Proposed section 13D allows the Valuer-General to negotiate and enter into uncontested valuation service contracts with the State Valuation Office in areas not made available to competition and for areas made available to competition for which there are no successful tenderers. Proposed sections 14A and 14B establish the relationship between the Valuer-General in performance of his regulatory responsibilities and the valuation services purchased from the contract valuers. The Valuer-General will continue to make the valuations required under the Act. Contract valuers may exercise any relevant functions or discretions that belong to the Valuer-General in formulating a recommendation in connection with a valuation. The Valuer-General may then make a valuation on the basis of a contractor's recommendation. In making a valuation, the Valuer-General is required to monitor and make general assessments of the standards of accuracy of recommendations. Further, if a contractor fails to make a recommendation or to revise it, the Valuer-General may make the valuation or valuations concerned without the need for such a recommendation.
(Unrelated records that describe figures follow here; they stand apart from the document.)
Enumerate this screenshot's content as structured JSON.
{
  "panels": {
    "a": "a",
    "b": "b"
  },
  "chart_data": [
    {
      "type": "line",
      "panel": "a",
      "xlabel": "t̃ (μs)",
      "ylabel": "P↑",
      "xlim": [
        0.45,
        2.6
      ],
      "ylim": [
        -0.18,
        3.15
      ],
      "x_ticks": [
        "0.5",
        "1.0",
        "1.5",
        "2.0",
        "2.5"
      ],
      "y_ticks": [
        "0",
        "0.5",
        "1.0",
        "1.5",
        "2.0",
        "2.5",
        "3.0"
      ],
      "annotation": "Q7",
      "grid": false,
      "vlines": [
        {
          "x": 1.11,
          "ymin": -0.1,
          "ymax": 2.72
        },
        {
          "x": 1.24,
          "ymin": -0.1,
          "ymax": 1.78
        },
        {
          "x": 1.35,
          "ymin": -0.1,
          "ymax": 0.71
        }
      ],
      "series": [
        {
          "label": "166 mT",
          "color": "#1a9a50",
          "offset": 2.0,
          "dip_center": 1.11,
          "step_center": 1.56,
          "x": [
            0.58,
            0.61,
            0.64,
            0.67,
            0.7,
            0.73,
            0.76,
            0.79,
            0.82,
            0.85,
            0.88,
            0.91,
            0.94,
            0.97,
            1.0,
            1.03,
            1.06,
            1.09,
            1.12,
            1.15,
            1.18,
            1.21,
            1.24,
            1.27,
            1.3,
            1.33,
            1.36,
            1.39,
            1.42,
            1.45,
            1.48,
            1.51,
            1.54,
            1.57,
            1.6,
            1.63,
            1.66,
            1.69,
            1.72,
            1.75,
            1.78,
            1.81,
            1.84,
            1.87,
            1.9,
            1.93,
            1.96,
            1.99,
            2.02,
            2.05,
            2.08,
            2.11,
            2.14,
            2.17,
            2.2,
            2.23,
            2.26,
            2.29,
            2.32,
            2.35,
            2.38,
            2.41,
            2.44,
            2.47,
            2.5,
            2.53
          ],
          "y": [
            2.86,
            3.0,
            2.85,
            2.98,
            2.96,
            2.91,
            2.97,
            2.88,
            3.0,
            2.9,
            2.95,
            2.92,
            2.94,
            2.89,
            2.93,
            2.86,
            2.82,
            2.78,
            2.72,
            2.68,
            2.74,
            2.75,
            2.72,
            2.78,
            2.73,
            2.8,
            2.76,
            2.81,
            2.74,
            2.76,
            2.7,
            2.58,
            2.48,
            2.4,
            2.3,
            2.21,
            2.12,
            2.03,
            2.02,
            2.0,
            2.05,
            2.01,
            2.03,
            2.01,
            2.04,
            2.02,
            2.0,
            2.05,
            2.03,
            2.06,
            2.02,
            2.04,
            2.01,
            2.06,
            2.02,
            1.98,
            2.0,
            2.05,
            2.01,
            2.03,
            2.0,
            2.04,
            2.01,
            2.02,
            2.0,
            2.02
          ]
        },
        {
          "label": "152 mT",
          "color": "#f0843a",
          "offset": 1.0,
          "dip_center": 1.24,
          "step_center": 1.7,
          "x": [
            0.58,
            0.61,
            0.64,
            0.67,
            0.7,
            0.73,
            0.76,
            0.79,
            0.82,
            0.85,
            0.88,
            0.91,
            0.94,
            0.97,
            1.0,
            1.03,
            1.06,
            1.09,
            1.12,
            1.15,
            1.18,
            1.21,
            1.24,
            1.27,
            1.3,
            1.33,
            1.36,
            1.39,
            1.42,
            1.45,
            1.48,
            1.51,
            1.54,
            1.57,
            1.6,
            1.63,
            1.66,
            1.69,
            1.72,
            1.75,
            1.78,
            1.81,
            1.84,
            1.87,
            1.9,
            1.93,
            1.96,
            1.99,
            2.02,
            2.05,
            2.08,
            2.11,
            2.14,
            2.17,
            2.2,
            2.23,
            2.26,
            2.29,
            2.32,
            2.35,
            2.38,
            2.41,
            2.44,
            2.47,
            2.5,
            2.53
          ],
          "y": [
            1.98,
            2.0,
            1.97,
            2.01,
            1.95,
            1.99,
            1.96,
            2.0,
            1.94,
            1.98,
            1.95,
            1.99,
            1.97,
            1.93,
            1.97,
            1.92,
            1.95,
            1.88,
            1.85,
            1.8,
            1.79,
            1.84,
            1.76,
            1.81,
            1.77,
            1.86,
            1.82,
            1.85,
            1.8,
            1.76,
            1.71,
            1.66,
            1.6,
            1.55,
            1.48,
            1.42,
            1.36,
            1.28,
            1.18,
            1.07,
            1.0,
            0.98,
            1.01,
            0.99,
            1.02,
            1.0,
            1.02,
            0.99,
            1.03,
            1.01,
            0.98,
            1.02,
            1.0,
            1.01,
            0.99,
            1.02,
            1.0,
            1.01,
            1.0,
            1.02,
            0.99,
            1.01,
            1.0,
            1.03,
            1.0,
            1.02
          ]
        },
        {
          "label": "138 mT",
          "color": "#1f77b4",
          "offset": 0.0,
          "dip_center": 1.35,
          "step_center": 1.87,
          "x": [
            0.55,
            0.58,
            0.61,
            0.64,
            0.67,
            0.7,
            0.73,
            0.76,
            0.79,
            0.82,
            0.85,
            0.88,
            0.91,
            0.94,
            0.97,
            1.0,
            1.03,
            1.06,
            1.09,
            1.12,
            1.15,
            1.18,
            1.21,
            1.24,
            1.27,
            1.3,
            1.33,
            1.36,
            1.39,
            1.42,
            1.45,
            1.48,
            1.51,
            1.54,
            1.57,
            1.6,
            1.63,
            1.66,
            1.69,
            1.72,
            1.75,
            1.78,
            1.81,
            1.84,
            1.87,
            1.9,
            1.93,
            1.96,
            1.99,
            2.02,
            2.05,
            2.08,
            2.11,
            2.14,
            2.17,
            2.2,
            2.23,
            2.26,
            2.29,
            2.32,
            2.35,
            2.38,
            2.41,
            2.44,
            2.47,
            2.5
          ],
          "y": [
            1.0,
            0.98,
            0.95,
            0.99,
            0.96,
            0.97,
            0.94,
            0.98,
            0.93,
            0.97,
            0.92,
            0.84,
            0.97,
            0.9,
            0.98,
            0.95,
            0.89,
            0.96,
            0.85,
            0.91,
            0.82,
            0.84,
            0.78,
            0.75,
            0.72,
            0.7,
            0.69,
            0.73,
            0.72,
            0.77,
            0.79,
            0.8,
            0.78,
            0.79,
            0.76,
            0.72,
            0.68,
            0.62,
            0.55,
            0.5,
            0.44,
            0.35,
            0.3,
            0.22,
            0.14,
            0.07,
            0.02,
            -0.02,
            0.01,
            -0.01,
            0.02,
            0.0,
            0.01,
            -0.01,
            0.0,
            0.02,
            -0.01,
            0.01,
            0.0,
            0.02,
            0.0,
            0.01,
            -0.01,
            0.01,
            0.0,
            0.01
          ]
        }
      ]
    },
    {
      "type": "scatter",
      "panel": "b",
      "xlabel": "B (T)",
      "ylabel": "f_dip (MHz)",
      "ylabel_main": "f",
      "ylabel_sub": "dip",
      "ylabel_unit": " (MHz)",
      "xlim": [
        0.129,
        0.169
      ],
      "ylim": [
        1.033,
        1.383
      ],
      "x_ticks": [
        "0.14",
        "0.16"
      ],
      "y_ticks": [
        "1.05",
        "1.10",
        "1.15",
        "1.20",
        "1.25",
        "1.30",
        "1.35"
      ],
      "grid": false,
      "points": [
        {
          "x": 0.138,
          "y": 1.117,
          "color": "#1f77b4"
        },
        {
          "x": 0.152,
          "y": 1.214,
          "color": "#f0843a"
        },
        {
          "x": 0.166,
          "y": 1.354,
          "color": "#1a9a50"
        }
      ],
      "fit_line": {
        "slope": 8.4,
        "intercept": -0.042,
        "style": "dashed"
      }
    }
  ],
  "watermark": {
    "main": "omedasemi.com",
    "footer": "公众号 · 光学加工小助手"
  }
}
Alternatively, the Valuer-General may enter into an uncontested valuation service contract with some other contract valuer to provide relevant recommendations. The legislation also contains provisions relating to the monitoring of contract valuers and termination of contracts. Proposed section 13E will allow the Valuer-General to terminate contracts at any time, subject only to the terms of the contract. In proposed section 13F the Valuer-General is required to monitor the standard of valuation services provided under valuation service contracts and to make assessments of the contractor's compliance with procedural and other requirements of the Act, the regulations and the relevant valuation contract. Sections 15 and 74 of the Act have been amended to extend the powers previously conferred on the Valuer-General by those sections to include contract valuers when performing their contracted valuation tasks.
The legislation also makes provision in amendments to the Valuation of Land Regulation 1996 for the Valuer-General's administration of the process for responding to objections and appeals lodged by affected parties to correspond with similar appeal provisions in other State taxation legislation. As I mentioned previously, the contracting of valuation services will be introduced progressively in the purchase of valuation services for the Sydney, Wollongong and Newcastle metropolitan areas, commencing with the 1997 valuation cycle. The progressive introduction of competition in these areas will allow the Government to test and foster the development of the market for valuation services. Further, it will allow for the impacts on the present staff of the Valuer-General's Office to be staged.
The Government's service competition policy will apply to staff affected by the competitive contracting of valuation services. This policy requires preference amongst the private sector bidders be given to those who provide employment opportunities for existing Valuer-General's Office staff, subject to satisfaction of value for money and other relevant requirements. Finally, where in future it becomes necessary for staff to be displaced to alternative activities they will be assisted according to the Government's policy on managing displaced employees. This policy is based on the premise of no forced redundancies. It provides for redeployment and voluntary redundancy of displaced employees. I commend the bill to the House.
Debate adjourned on motion by Mr D. L. Page.